Evolução dos jovens: "A maioria dos jogadores já estava no profissional, mas o único estabelecido na equipe principal era o Neymar, que jogou em 2010 pelo Santos. O Casemiro e o Lucas estavam no São Paulo, Oscar no Inter, Juan no Inter, Fernando no Grêmio... Esses outros jogadores estavam no profissional, mas sem a definição de ser o jogador para resolver os problemas técnicos da equipe. Depois desse Sul-Americano, todos esses jogadores tiveram um salto maior, de respeito. Depois do Mundial, eles evoluíram ainda mais".

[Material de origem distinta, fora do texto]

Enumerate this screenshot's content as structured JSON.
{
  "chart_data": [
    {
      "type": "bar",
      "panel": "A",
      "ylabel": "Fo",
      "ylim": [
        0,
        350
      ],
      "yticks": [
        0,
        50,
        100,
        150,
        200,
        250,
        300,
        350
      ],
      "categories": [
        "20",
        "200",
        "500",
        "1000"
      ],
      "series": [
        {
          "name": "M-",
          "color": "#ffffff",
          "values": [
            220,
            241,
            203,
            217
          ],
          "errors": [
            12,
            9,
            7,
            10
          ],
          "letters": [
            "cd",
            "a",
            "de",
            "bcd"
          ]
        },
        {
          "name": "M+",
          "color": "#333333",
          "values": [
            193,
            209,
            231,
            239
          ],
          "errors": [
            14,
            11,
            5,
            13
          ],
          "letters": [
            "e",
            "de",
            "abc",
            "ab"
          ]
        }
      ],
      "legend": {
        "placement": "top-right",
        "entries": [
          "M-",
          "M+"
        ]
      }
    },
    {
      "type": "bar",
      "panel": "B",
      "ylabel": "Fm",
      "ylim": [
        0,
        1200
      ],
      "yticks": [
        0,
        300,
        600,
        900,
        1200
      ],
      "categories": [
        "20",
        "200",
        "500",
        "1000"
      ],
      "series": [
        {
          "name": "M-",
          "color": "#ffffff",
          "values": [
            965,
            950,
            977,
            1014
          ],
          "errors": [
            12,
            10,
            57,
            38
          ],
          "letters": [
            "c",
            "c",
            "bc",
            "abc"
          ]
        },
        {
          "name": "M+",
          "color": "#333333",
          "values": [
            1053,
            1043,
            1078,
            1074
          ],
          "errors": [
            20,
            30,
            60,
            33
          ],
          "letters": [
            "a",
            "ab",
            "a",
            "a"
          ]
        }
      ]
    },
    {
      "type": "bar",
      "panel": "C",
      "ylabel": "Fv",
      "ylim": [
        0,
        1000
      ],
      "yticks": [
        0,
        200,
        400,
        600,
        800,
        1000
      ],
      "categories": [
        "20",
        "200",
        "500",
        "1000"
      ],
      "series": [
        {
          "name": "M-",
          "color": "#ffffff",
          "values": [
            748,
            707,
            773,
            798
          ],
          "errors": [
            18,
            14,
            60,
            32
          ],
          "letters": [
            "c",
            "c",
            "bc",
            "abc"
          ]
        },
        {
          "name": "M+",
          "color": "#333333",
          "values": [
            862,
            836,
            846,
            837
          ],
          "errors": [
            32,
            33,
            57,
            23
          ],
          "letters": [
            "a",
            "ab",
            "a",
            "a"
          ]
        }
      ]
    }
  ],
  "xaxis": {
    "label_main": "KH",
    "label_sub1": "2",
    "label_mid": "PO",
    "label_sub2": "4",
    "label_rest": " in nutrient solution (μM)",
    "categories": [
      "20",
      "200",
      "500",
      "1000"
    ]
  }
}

Saída da seleção para o São Paulo: "Antes de falar da saída da seleção para ir ao São Paulo, tenho que voltar à minha contratação. Ela foi feita pelo Ricardo Teixeira e pelo Mano Menezes. Eu estava no Coritiba em 2010, liderando a Série B do Campeonato Brasileiro. Em setembro daquele ano, o Mano Menezes foi até Curitiba e me fez o convite para assumir a seleção sub-20. Eu também virei coordenador da base. Naquela época, a seleção não contratava treinadores para ficar nas seleções, eles eram contratados só para as competições. Eu fui com a função de contratar os treinadores da sub-15 e da sub-17. Eu teria que me desligar do Coritiba imediatamente no mês de setembro. Eu mostrei para eles que precisava fechar a competição, colocando o Coritiba na Série A. Isso tudo, porque na minha saída já havia mudado essa estrutura. O Ricardo havia saído da CBF, era o Marín. Teve uma mudança em 2012, teve uma mudança de treinador no São Paulo, e o presidente ligou para o Marín à época falando que tinha interesse no treinador, em meu nome, perguntando se poderia fazer uma proposta para mim. O Adalberto Batista, diretor de futebol do São Paulo à época, foi ao Rio, a gente se reuniu e tinha uma boa proposta do São Paulo. Ao mesmo tempo, tinha mudado a filosofia da CBF. Eu percebi que era o momento de sair. A minha decisão, que acho acertada, me fez ter uma boa campanha em 2012, com vaga na Libertadores, sem contratação nenhuma, só recuperando alguns jogadores, como Osvaldo, Jadson e Willian José. Ganhamos também uma Sul-Americana pelo São Paulo. Foi em função de receber uma boa proposta do São Paulo e mudar um pouquinho como estava sendo gerida a CBF naquele momento, mas o presidente à época me deixou à vontade para decidir. Em nenhum momento, ele mostrou que seria importante para o projeto".